Por Mário Costa
Às 05h30 da manhã, antes de tocar o despertador, dois ladrões invadiram a casa. Entraram sorrateiros se dirigindo para os fundos da residência, pelas caladas, sem forçar a porta, na fresta da janela rangendo um pouco a ventarola comprimindo o vento num assobio, quase invisíveis na penumbra da noite.
Na cozinha, as garrafas de vinho despidas das rolhas liberavam o sabor pelo ar, as bordas dos copos beijados com restos de líquido no fundo, pratos na pia, numa longa travessa descansava a carcaça do peixe, sobrou-lhe a cabeça e a guilhotina em nossos pescoços. O cenário é a paisagem da última ceia numa tumba sinfônica, entregues por poucas moedas.
No badalar das horas, passos ecoam no assoalho, acordo assustado do descanso noturno, o calafrio corre pela espinha. Envolvo os braços pela sua cintura, no detalhe a pinta preta saliente sobre a pele. Seguro-a forte, enquanto a angústia revira o estômago com um garfo raspando o resto da panela, vasculham as lembranças, as gavetas, os bolsos, as mensagens no celular, as fotos espalhadas pela sala, açoitam a nossa mente e cravam estacas a cada batida do peito.
Cresce a sensação de impotência e a esperança de êxito turva-se com o passar do tempo. Respiro o ar abafado, porém, doce que brota da nuca, dos fios pretos que recosturam o edredom que nos envolve, as mãos se cruzam na transpiração ofegante. O que eles querem de nós? Nada, nada querem, a não ser, o sádico desconforto deste momento.
Avançam as horas sem compaixão da nossa agonia, preso no quarto sem expectativas, somos reféns do acaso, do crime e do pecado, talvez, uma conversa, um diálogo amigável, talvez, seja possível, talvez.

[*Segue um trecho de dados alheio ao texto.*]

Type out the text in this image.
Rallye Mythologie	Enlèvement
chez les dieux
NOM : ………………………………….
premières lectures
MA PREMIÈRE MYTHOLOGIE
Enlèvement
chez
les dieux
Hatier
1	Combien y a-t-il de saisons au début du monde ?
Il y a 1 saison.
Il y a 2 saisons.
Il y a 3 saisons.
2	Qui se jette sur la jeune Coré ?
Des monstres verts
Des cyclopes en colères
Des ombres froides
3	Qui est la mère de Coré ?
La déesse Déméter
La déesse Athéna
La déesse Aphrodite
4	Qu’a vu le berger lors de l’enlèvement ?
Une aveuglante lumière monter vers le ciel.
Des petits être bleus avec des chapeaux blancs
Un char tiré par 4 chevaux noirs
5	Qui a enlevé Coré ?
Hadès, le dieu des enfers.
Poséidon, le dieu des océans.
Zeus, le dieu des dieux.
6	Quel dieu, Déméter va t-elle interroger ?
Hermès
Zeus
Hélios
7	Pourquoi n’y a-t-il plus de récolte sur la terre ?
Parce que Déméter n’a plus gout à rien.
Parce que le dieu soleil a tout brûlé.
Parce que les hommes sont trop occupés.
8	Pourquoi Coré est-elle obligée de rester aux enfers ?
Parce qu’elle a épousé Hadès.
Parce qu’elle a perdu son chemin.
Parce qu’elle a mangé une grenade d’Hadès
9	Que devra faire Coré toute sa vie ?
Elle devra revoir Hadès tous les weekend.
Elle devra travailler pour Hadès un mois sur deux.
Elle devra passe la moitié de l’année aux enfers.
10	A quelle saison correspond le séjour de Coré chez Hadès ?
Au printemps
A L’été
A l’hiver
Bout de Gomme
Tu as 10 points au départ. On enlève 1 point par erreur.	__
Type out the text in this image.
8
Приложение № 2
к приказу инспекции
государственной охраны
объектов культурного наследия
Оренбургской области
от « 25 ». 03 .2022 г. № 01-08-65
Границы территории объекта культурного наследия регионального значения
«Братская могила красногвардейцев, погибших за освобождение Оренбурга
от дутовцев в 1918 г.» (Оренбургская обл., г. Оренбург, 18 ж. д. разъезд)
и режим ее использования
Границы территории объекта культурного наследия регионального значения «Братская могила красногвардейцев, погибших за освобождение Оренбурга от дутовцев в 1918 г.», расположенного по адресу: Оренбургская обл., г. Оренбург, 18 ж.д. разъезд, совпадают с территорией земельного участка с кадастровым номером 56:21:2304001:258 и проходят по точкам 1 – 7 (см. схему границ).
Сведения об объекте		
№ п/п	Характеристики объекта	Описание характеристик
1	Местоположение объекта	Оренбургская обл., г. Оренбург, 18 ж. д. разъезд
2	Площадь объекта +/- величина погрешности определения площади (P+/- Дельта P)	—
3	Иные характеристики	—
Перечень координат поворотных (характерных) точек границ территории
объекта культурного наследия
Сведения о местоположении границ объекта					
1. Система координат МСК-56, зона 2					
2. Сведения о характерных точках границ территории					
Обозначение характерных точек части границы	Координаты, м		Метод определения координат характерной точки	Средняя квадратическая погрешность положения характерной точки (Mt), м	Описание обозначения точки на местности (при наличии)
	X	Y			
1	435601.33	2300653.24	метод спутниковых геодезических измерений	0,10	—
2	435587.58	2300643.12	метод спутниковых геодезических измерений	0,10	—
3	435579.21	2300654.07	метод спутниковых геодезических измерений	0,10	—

Um estado permanente de angústia paira sobre o ar, denso e pesado de se respirar, pensamentos confusos se misturam com os primeiros raios de sol que entram no quarto, o amargo na boca ao amanhecer, quem sabe o nosso último dia sobre esse emaranhado de duas cores que formam nossos corpos?
Leve-me primeiro não tenho nada, nada além dela. A insuportável dor de viver a margem da solidão esvaindo sobre dedos o breve, talvez, o último antes de cada manhã, antes de dormir, sem o alento dos seus carinhos, recostado em teu colo, extasiado e em paz com o mundo que, neste segundo, nos nega, dilatando toda a matéria e o espaço possível, poucos segundos, a certeza do eterno se desfaz, finito. Por que tudo acaba? Porque, tudo acaba, somos finitos efêmeros como chamas sem lenha.
Os ladrões entram no quarto o primeiro aponta a sua cruel arma sobre mim, na minha cabeça, a sua lança caminha em círculos sobre números, correndo, caminhando devagar, se arrastando, transformando, é o tempo nos leva. O segundo me furta em momento que não espero, despido da armadura, levando dos bolsos o pouco e tudo, na entranha do cérebro ou recolhido nos confins da minha alma, derruba num só golpe, é a saudade que bate. Não é uma luta justa. Levanto da cama já é hora de trabalhar, dou um beijo nela e vou. Dois ladrões, o tempo e a saudade.